Robyn couldn't find her voice. She tried to speak but nothing came out.
“This can’t be good,” Jack muttered.
Sage suddenly tore herself away, breathing heavily and Ethan swore under his breath, ran his hands through his short hair and stepped back.
“Well, I...” Sage clutched her bag tighter to her chest, and avoided looking at anyone as Ethan inspected his shoe.
“Goodnight,” Sage said, her face pink, and with a quick look at Ethan she pushed back her shoulders and walked out the front door.
Robyn glanced uncomfortably at Jack who now glared at Ethan.
Ethan held up his hand. “Don’t say a thing.”
Jack ignored him. “Just what the hell was that?”
Ethan exhaled and glanced out the door. He looked shaken, exhausted. He shook his head. “I've got no idea.”
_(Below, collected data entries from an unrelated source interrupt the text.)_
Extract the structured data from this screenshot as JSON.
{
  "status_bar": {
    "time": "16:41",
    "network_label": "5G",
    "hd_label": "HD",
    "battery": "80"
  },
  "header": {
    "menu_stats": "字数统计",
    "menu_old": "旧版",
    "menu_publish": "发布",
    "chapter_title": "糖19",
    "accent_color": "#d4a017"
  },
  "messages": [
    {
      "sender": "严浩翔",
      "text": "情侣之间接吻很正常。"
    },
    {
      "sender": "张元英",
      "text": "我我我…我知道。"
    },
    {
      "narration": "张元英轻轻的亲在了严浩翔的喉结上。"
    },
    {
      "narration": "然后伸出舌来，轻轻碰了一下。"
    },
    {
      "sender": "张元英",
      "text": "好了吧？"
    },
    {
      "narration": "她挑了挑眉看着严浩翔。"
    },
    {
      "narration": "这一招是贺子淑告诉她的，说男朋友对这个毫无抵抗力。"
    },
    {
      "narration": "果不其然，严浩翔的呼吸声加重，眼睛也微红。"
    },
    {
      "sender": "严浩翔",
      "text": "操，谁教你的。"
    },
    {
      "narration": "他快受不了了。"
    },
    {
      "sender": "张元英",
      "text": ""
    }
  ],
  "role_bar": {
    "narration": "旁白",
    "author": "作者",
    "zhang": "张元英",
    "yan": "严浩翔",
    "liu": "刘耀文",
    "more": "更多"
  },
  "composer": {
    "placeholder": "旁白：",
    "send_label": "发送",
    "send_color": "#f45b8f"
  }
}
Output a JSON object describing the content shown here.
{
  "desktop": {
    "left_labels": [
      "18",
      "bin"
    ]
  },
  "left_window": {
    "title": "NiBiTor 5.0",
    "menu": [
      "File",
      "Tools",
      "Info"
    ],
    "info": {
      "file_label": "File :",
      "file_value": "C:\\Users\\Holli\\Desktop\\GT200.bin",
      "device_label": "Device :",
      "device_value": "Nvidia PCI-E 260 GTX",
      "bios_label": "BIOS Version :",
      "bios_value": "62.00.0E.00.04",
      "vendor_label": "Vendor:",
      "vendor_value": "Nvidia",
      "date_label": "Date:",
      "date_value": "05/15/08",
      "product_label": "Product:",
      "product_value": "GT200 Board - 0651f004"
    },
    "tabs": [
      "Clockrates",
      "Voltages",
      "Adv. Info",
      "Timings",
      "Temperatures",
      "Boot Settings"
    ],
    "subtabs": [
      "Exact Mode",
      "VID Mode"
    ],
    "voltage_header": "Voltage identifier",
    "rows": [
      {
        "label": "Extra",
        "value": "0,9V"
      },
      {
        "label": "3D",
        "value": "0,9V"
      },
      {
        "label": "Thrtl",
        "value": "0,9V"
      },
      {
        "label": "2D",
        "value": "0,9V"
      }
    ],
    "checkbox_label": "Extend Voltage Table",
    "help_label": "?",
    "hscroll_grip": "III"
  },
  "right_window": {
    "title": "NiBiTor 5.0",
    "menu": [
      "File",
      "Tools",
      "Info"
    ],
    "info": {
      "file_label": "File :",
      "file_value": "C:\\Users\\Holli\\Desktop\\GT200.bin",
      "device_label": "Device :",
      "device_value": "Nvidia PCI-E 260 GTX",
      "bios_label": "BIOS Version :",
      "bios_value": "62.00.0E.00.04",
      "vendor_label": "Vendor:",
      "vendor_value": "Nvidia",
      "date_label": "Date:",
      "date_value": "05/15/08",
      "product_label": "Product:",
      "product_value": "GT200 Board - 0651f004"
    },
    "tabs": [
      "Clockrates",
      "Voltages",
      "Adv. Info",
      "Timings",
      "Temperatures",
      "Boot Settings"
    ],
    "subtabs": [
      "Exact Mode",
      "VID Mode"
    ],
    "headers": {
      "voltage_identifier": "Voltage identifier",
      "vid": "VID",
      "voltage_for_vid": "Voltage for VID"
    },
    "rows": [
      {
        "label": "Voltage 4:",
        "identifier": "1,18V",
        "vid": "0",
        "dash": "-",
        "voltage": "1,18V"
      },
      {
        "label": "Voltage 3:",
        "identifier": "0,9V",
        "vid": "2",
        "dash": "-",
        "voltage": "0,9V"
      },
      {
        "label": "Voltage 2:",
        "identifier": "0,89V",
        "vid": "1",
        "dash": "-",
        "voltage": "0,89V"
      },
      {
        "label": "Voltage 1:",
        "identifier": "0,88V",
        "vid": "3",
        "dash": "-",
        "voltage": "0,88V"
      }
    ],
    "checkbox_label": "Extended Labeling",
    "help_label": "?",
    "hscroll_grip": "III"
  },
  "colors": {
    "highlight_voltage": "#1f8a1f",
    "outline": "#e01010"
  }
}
He looked for a moment as if he wanted to run out the door after Sage, but then her van revved loudly in the driveway, backfired, and they all winced. It revved again and with a squeal of tires it puttered down the road.
“I'm going to check on the kids again.” Mercifully, Robyn had found her voice. “Make sure they haven't inadvertently seen anything that might scar them for life.”
She shot a glare at Ethan who repeated, between gritted teeth, “Nothing went on.”
Robyn disappeared up the stairs and Ethan leant against the wall.
“Ethan.” Jack shook his head and now the shock had worn off, tried not to smile.
“Yeah. I know.” Ethan was silent a minute. “Do you mind if I sleep on the couch for the night?”
“Not up to going back to an empty house because you are a pathetic man?” Jack suggested.